Aku penasaran juga sejak kapan SPBU Self Service ini hadir. Akhirnya aku cari tahu melului berbagai sumber, ternyata baru 16 Februari 2017 kemarin layanan ini beroperasi. SPBU Self Service ini masih uji coba juga 3 minggu ke depan.


Di Semarang, SPBU mana saja yang menerapkan Uji Coba SPBU Self Service?


Aku baru tahu kalau uji coba ini dilakukan hanya di 2 SPBU yaitu SPBU Kaligarang dan Akpol Semarang. Sebenarnya, di Semarang terdapat 5 SPBU milik Pertamina, namun hanya 2 SPBU yang menerapkan uji coba ini.


Buat Kamu yang Ingin Mencoba SPBU Self Service

Jadi, kamu nggak perlu bingung ya nanti. Aku kemarin sempat bingung karena belum tahu informasi sebelumnya. Ya, setidaknya setelah membaca blog ini, kamu sedikit tahu meski tidak banyak. Kenapa tidak banyak? Karena kemarin aku nggak sempat nanya sama petugas, ada yang harus aku kejar, jadi buru-buru banget. Berikut tata cara jika kamu ingin mencoba SPBU Self Service:

1. Pilih lokasi dispenser yang akan kamu tuju

2. Setelah memilih, pastikan kamu membaca tanda yang bertuliskan “Self Service”

3. Kamu membayar sekaligus memberikan keterangan, berapa liter kamu akan mengisi BBM, dan jenis BBM yang kamu inginkan

4. Kamu diharapkan antri sebentar, menunggu pembeli di depanmu selesai menuangkan BBM ke tangki kendaraannya.

5. Setelah pembeli di depanmu selesai, kamu angkat nozzle sesuai BBM yang kamu inginkan.

6. Kamu bisa langsung tuangkan BBM ke tangki kamu setelah mengangkat nozzle dan menggeser selang. Cukup berat, kamu wajib dan perlu hati-hati.



Kalau kamu di Semarang dan ingin mencobanya, kamu bisa datang ke SPBU Akpol atau Kaligarang ya. Soalnya nih! SPBU Self Service ini hanya akan diuji selama 3 minggu ke depan. Ya, kalau berhasil mungkin akan dilanjutkan. Jika tidak, belum tahu ya pastinya. Tentu Pertamina memiliki kebijakan terbaik soal layanan ini. Menurutku layanan ini bagus, ya kalau bisa dilanjutkan. Hehee. Byee..


Sumber : Tribun Jateng



4 komentar:

  1. Lebih nyaman mbak kalau pakai self service gitu, jadi "jargon pasti" memang pas. Kalaundi Jakarta self service ini sudah saya temui tahun 2016 kemarin

    BalasHapus
    Balasan
    1. Iya mas, aku juga dukung sih 'self service' ini. Tapi, kalo aku harus banget latihan berkali-kali baru lancar nuang, lumayan berat. Pengalamannya yang dijual mungkin ya. Haha. Seru!
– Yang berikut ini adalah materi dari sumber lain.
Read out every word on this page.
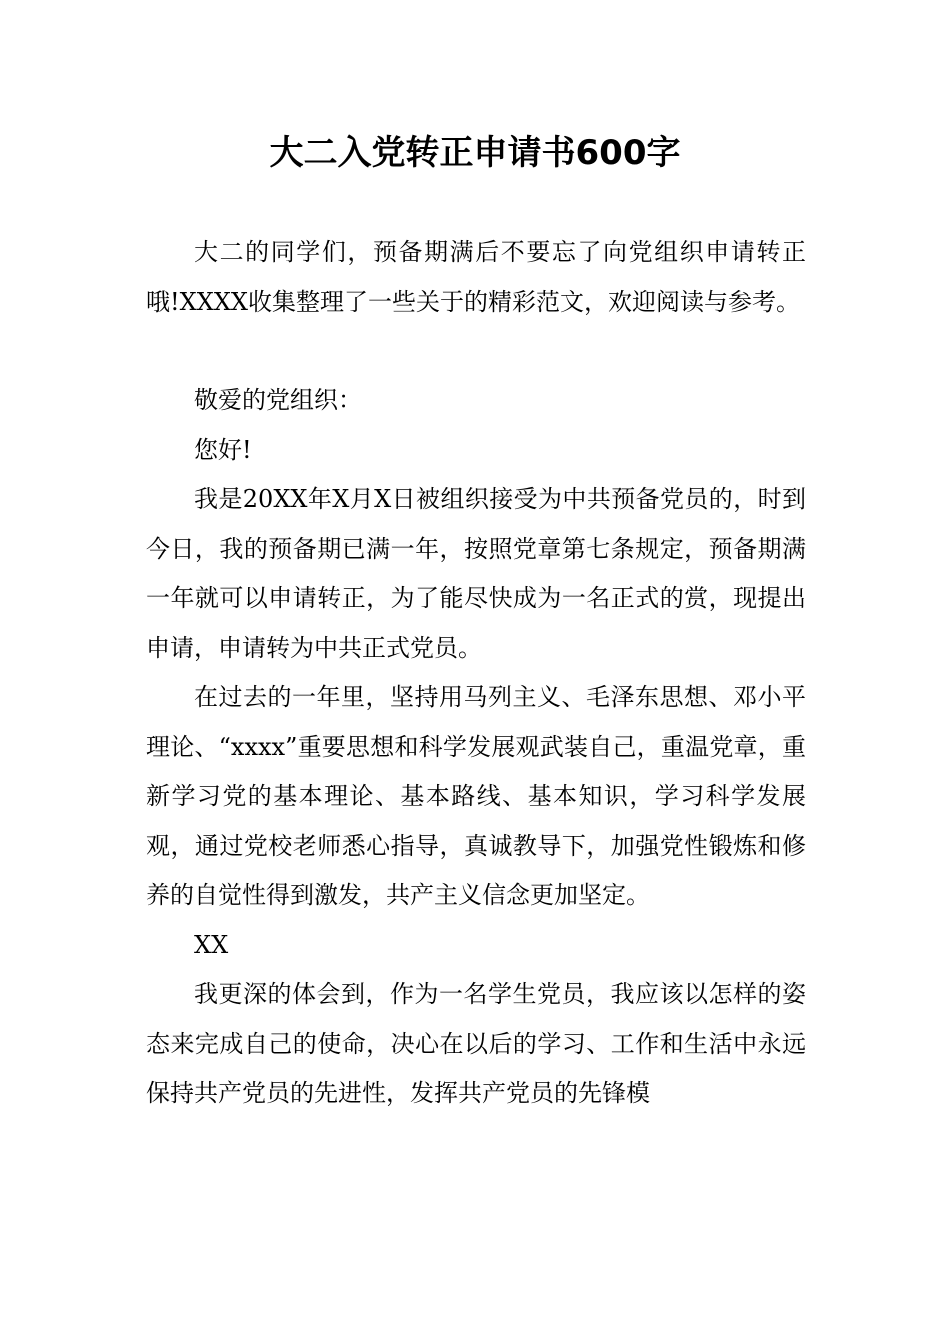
大二入党转正申请书600字

大二的同学们，预备期满后不要忘了向党组织申请转正哦!XXXX收集整理了一些关于的精彩范文，欢迎阅读与参考。

敬爱的党组织：

您好!

我是20XX年X月X日被组织接受为中共预备党员的，时到今日，我的预备期已满一年，按照党章第七条规定，预备期满一年就可以申请转正，为了能尽快成为一名正式的赏，现提出申请，申请转为中共正式党员。

在过去的一年里，坚持用马列主义、毛泽东思想、邓小平理论、“xxxx”重要思想和科学发展观武装自己，重温党章，重新学习党的基本理论、基本路线、基本知识，学习科学发展观，通过党校老师悉心指导，真诚教导下，加强党性锻炼和修养的自觉性得到激发，共产主义信念更加坚定。

XX

我更深的体会到，作为一名学生党员，我应该以怎样的姿态来完成自己的使命，决心在以后的学习、工作和生活中永远保持共产党员的先进性，发挥共产党员的先锋模
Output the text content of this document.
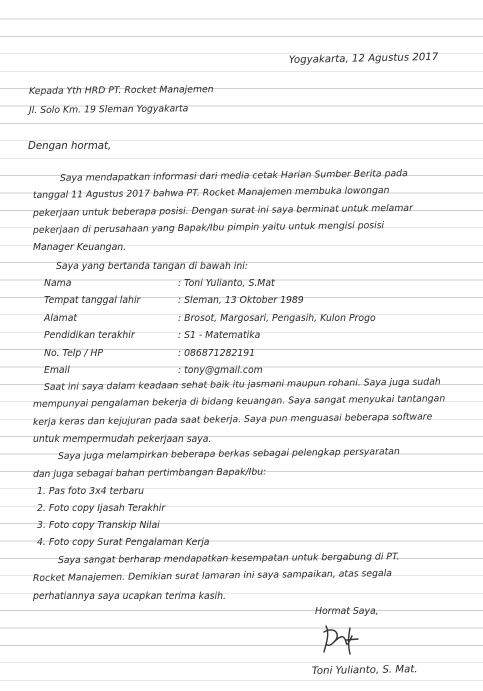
Yogyakarta, 12 Agustus 2017
Kepada Yth HRD PT. Rocket Manajemen
Jl. Solo Km. 19 Sleman Yogyakarta
Dengan hormat,
Saya mendapatkan informasi dari media cetak Harian Sumber Berita pada
tanggal 11 Agustus 2017 bahwa PT. Rocket Manajemen membuka lowongan
pekerjaan untuk beberapa posisi. Dengan surat ini saya berminat untuk melamar
pekerjaan di perusahaan yang Bapak/Ibu pimpin yaitu untuk mengisi posisi
Manager Keuangan.
Saya yang bertanda tangan di bawah ini:
Nama	: Toni Yulianto, S.Mat
Tempat tanggal lahir	: Sleman, 13 Oktober 1989
Alamat	: Brosot, Margosari, Pengasih, Kulon Progo
Pendidikan terakhir	: S1 - Matematika
No. Telp / HP	: 086871282191
Email	: tony@gmail.com
Saat ini saya dalam keadaan sehat baik itu jasmani maupun rohani. Saya juga sudah
mempunyai pengalaman bekerja di bidang keuangan. Saya sangat menyukai tantangan
kerja keras dan kejujuran pada saat bekerja. Saya pun menguasai beberapa software
untuk mempermudah pekerjaan saya.
Saya juga melampirkan beberapa berkas sebagai pelengkap persyaratan
dan juga sebagai bahan pertimbangan Bapak/Ibu:
1. Pas foto 3x4 terbaru
2. Foto copy Ijasah Terakhir
3. Foto copy Transkip Nilai
4. Foto copy Surat Pengalaman Kerja
Saya sangat berharap mendapatkan kesempatan untuk bergabung di PT.
Rocket Manajemen. Demikian surat lamaran ini saya sampaikan, atas segala
perhatiannya saya ucapkan terima kasih.
Hormat Saya,
Toni Yulianto, S. Mat.
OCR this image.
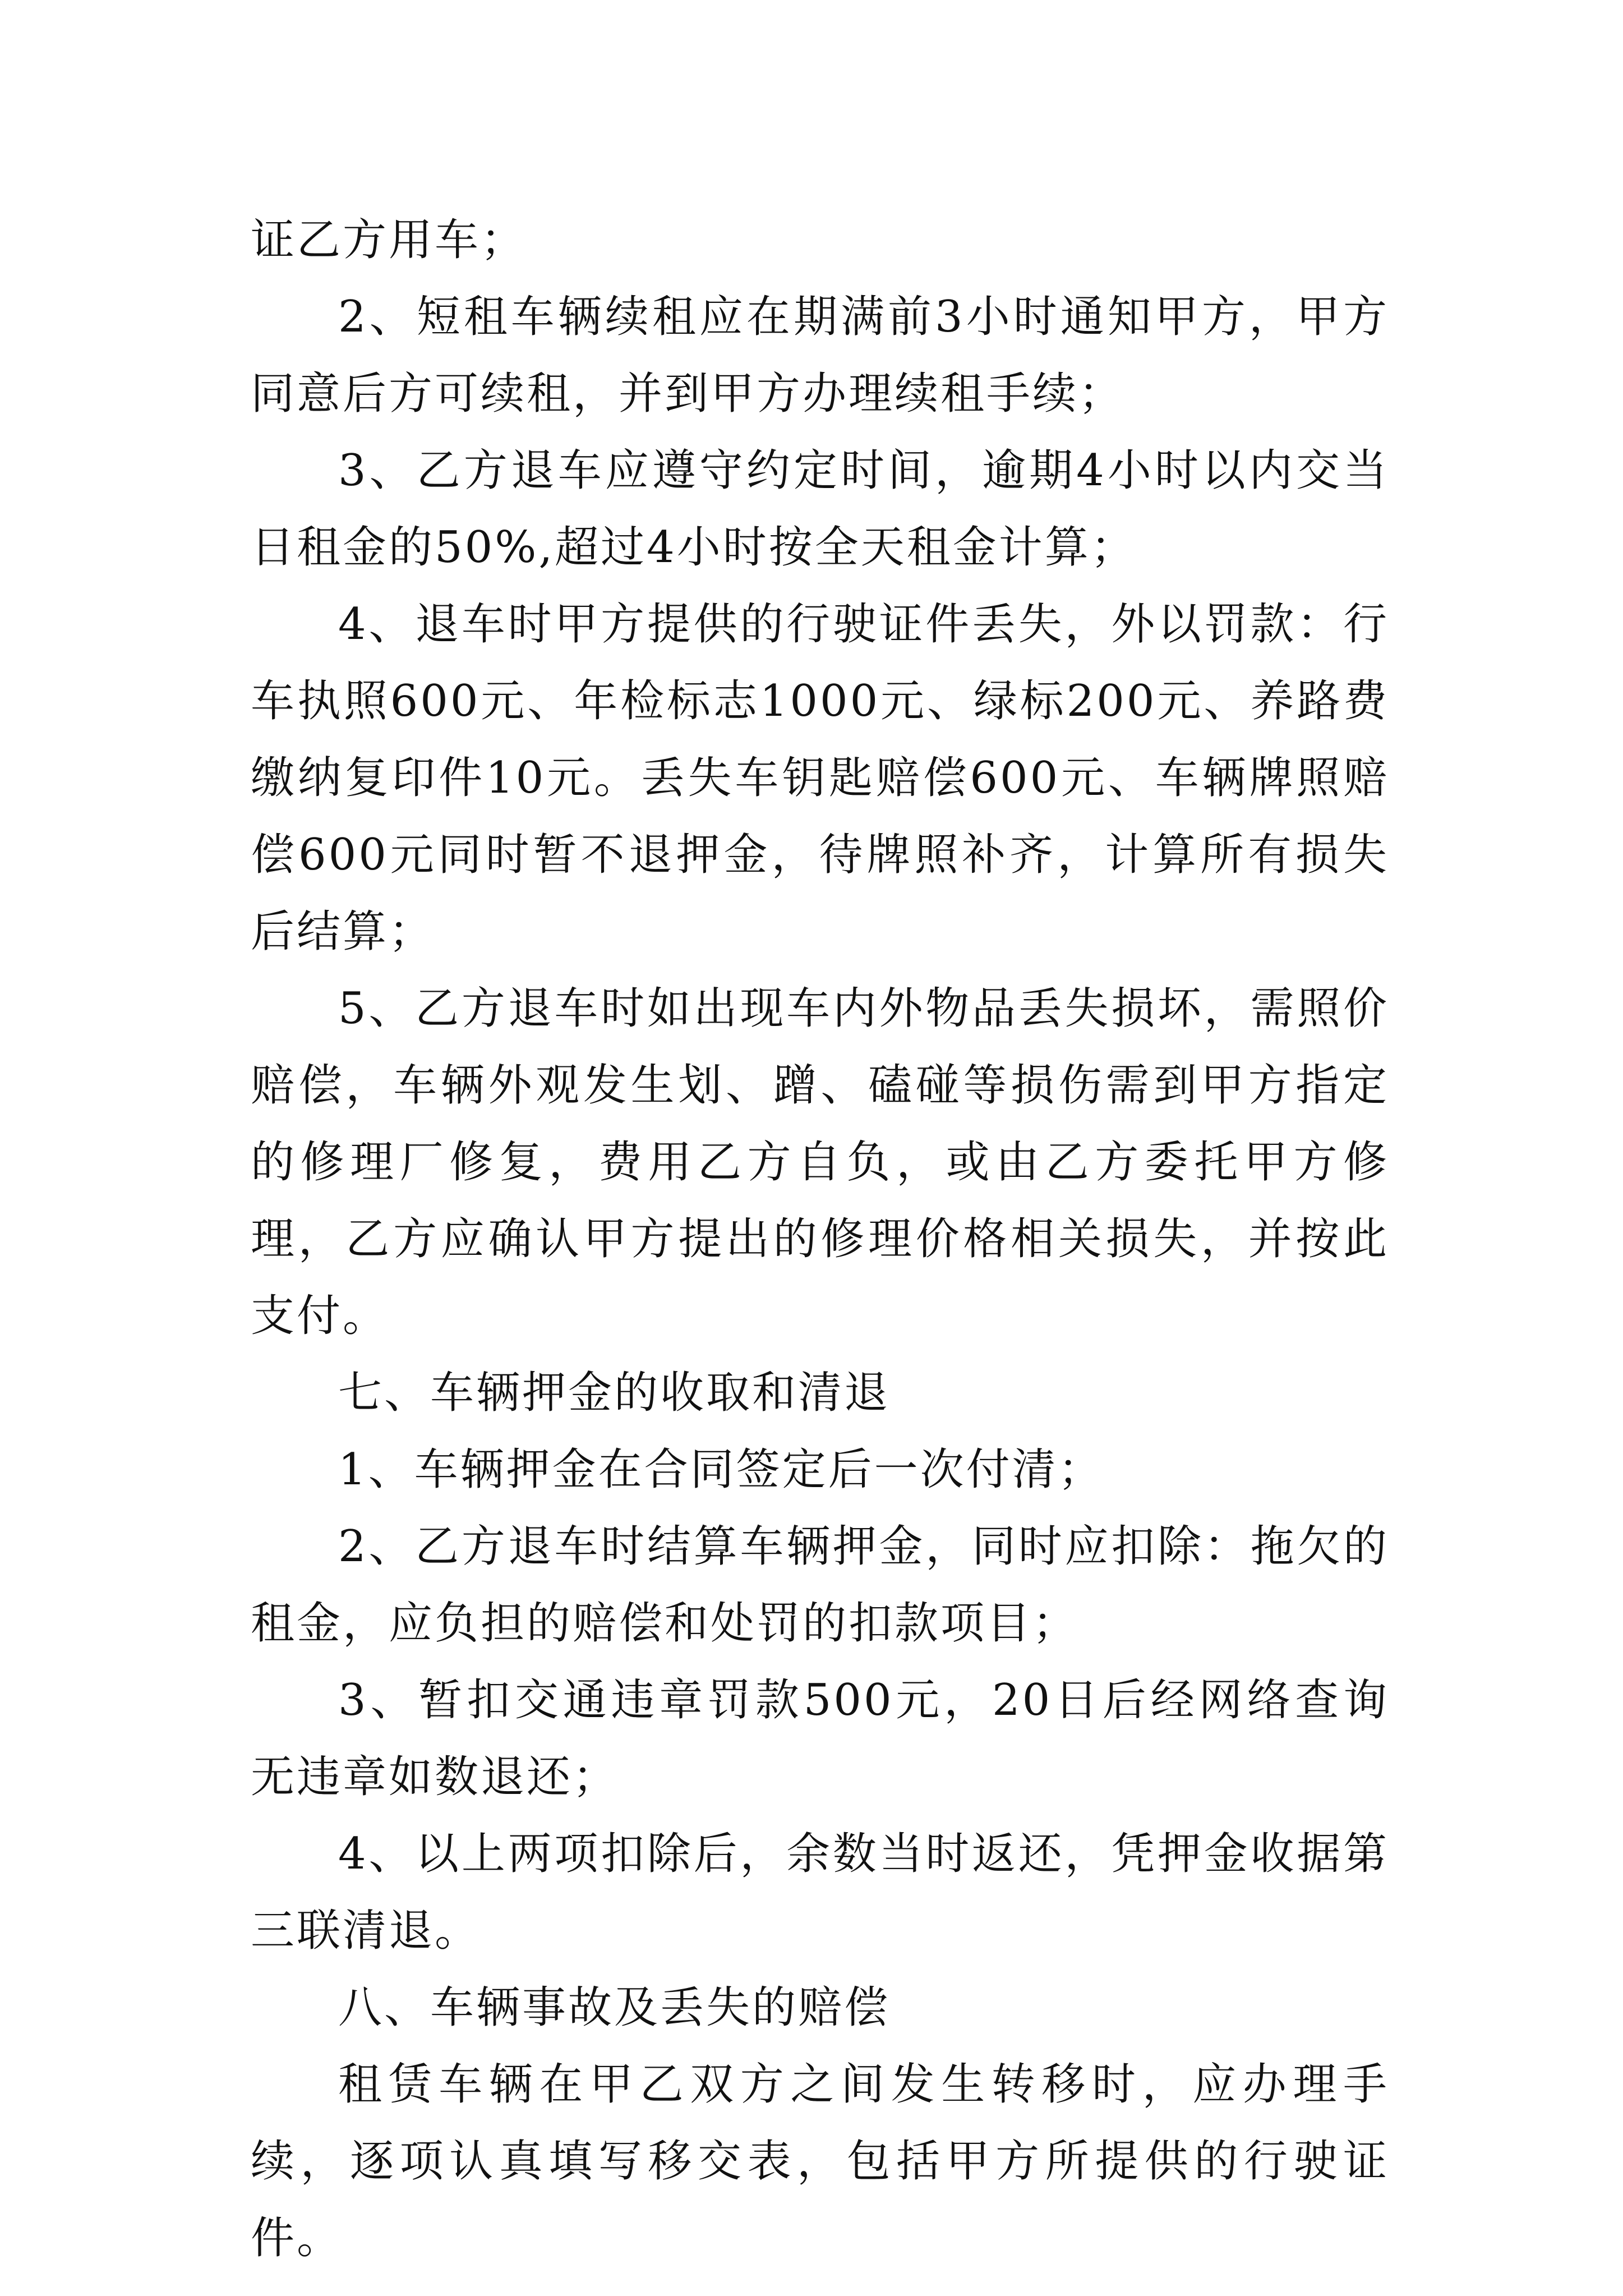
证乙方用车；

2、短租车辆续租应在期满前3小时通知甲方，甲方同意后方可续租，并到甲方办理续租手续；

3、乙方退车应遵守约定时间，逾期4小时以内交当日租金的50%,超过4小时按全天租金计算；

4、退车时甲方提供的行驶证件丢失，外以罚款：行车执照600元、年检标志1000元、绿标200元、养路费缴纳复印件10元。丢失车钥匙赔偿600元、车辆牌照赔偿600元同时暂不退押金，待牌照补齐，计算所有损失后结算；

5、乙方退车时如出现车内外物品丢失损坏，需照价赔偿，车辆外观发生划、蹭、磕碰等损伤需到甲方指定的修理厂修复，费用乙方自负，或由乙方委托甲方修理，乙方应确认甲方提出的修理价格相关损失，并按此支付。

七、车辆押金的收取和清退

1、车辆押金在合同签定后一次付清；

2、乙方退车时结算车辆押金，同时应扣除：拖欠的租金，应负担的赔偿和处罚的扣款项目；

3、暂扣交通违章罚款500元，20日后经网络查询无违章如数退还；

4、以上两项扣除后，余数当时返还，凭押金收据第三联清退。

八、车辆事故及丢失的赔偿

租赁车辆在甲乙双方之间发生转移时，应办理手续，逐项认真填写移交表，包括甲方所提供的行驶证件。
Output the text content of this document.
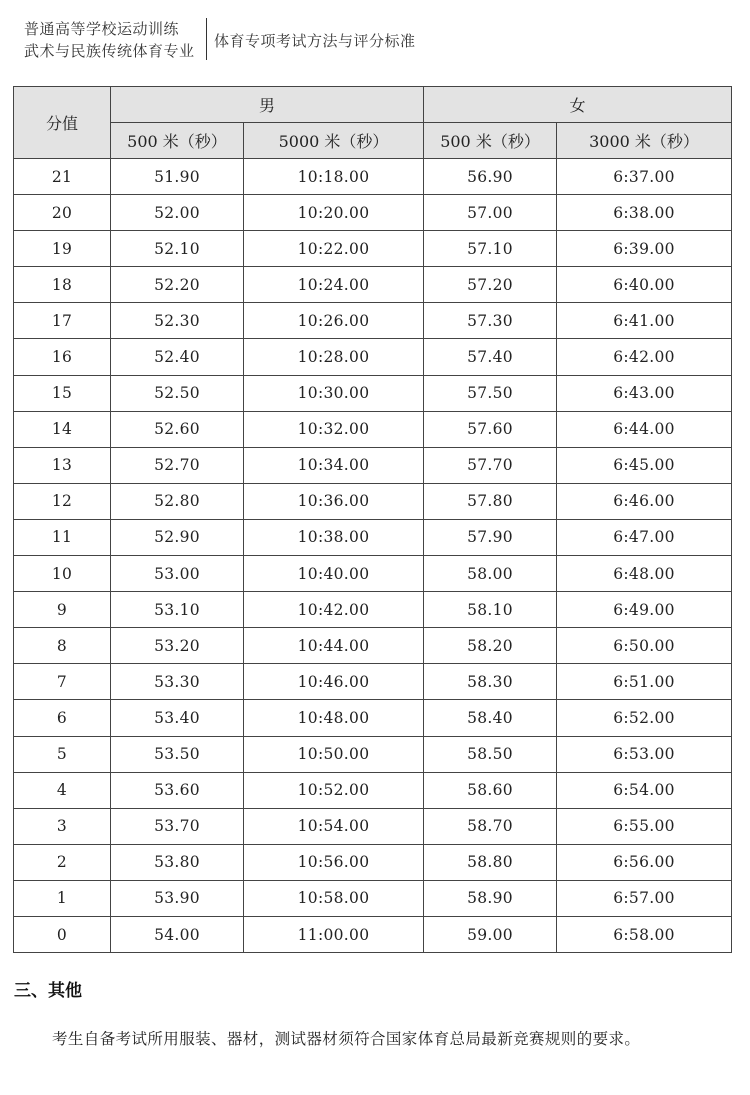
普通高等学校运动训练
武术与民族传统体育专业
体育专项考试方法与评分标准
分值	男		女	
	500 米（秒）	5000 米（秒）	500 米（秒）	3000 米（秒）
21	51.90	10:18.00	56.90	6:37.00
20	52.00	10:20.00	57.00	6:38.00
19	52.10	10:22.00	57.10	6:39.00
18	52.20	10:24.00	57.20	6:40.00
17	52.30	10:26.00	57.30	6:41.00
16	52.40	10:28.00	57.40	6:42.00
15	52.50	10:30.00	57.50	6:43.00
14	52.60	10:32.00	57.60	6:44.00
13	52.70	10:34.00	57.70	6:45.00
12	52.80	10:36.00	57.80	6:46.00
11	52.90	10:38.00	57.90	6:47.00
10	53.00	10:40.00	58.00	6:48.00
9	53.10	10:42.00	58.10	6:49.00
8	53.20	10:44.00	58.20	6:50.00
7	53.30	10:46.00	58.30	6:51.00
6	53.40	10:48.00	58.40	6:52.00
5	53.50	10:50.00	58.50	6:53.00
4	53.60	10:52.00	58.60	6:54.00
3	53.70	10:54.00	58.70	6:55.00
2	53.80	10:56.00	58.80	6:56.00
1	53.90	10:58.00	58.90	6:57.00
0	54.00	11:00.00	59.00	6:58.00
三、其他
考生自备考试所用服装、器材，测试器材须符合国家体育总局最新竞赛规则的要求。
Wah di Jakarta udah tahun lalu ya mas. Berarti bertahap ya mungkin program Pertamina ini.

      Hapus
  2. Jika memang kedepannya benar benar diaplikasikan, gimana kabar para pekerjanya?
    Terus semisal kita beli 20rb tapi ternyata cuman kepake 19rb dan udah penuh kembalinya gimana? Diikhlasi (jadi keuntungan spbu)? Atau diminta (jadi makan waktu buat yang antre lainnya)?

    BalasHapus
    Balasan
    1. Kalau kemarin, jadi ada dua pilihan mas. Dispenser satu: Ada petugas yang tetap mengisikan BBM. Dispenser dua: BBM diisi sendiri oleh pembeli, meski masih dipandu petugas. Jadi, para pekerja tetap bekerja seperti biasa, mungkin shift-shift-an gitu ya.

      Kalau semisal membeli 20 tapi cuma kepake 19, mungkin bisa mengira-ngira sebelumnya mas. Atau lebih baiknya membeli 'penuh' aja. Jadi, waktu membeli BBM, bilang kepada petugas, membeli penuh, dan meminta untuk membayar setelah melakukan pengisian. Tapi kalo enggak, minta kembalian aja mas. Petugas pasti tahu dari monitor milik petugas, berapa BBM yang diisi ke tangki.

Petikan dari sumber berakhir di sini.